Ses avocates, Céline Lasek et Fanny Colin, ont indiqué que leur client participera à tous les actes de l’enquête et se tient à la disposition de la justice.

Du côté des plaignantes, la déception est réelle, mais mesurée. Me Iris Biehler, qui défend deux d’entre elles, avait salué la réquisition du parquet comme « un signal fort ». Me Carine Durrieu Diebolt, elle, posait une question plus tranchante sur BFMTV : « Combien de femmes faut-il pour accuser une célébrité, pour parvenir à des poursuites judiciaires ? » La décision de remise en liberté laisse un goût amer dans une partie du camp des accusatrices.

Un dossier qui grossit depuis 2022

L’affaire n’est pas née hier. Dès 2022, plusieurs femmes avaient déposé plainte contre Patrick Bruel. Certaines procédures avaient alors été classées sans suite, suscitant incompréhension et colère. L’affaire a repris de l’ampleur au printemps 2026, avec l’irruption de nouveaux témoignages et une accélération judiciaire notable.

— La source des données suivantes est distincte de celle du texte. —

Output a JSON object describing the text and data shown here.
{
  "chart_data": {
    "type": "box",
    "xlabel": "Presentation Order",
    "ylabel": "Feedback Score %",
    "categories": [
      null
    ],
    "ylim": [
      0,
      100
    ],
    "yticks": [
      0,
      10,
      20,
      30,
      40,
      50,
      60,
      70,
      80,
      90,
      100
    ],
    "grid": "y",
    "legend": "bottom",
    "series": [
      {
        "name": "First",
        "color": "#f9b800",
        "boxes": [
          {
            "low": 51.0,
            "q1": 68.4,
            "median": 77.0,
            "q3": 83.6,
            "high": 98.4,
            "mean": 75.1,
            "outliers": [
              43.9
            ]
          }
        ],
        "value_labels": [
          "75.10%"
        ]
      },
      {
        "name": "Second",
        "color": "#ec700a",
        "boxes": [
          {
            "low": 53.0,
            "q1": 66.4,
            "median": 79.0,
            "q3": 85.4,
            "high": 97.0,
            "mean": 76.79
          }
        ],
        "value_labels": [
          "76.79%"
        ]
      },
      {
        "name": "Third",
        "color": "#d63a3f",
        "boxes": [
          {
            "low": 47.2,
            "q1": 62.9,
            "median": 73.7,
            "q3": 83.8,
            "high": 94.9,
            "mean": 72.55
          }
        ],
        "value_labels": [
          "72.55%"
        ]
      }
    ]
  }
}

Parmi les plaignantes figure Daniela Elstner, directrice générale d’UniFrance, l’organisme de promotion du cinéma français à l’étranger. Elle accuse le chanteur de tentative de viol et d’agression sexuelle lors d’un festival à Acapulco en 1997. L’animatrice Flavie Flament affirme, elle, avoir été violée en 1991, quand elle avait 16 ans, des faits a priori prescrits mais joints au dossier. Florima Treiber, ancienne Miss Alsace, et une kinésithérapeute prénommée Séverine ont déposé deux nouvelles plaintes les 27 mai et 3 juin 2026, défendues par Me Corinne Herrmann.

C’est cette même avocate qui déclarait ce jeudi matin sur RTL : « Ce n’est que le début de cette affaire », assurant que de nouvelles plaintes allaient encore être déposées.

La tournée annulée, l’instruction qui commence

La pression judiciaire a eu une conséquence immédiate sur la carrière de l’artiste. Patrick Bruel a annoncé l’annulation de la majeure partie de sa prochaine tournée, qui devait s’ouvrir à Paris à la mi-juin avant de le conduire dans les festivals d’été.

L’instruction débute à peine. Quatre juges d’instruction désignés par le parquet de Nanterre vont désormais conduire les investigations, entendre les témoins, confronter les versions. La dimension sérielle des accusations, avec des faits présumés couvrant près de trois décennies, pourrait aussi remettre en question certaines prescriptions initialement acquises.

Les prochains mois diront si le dossier s’étoffe encore. Et si d’autres voix se joignent aux plaignantes.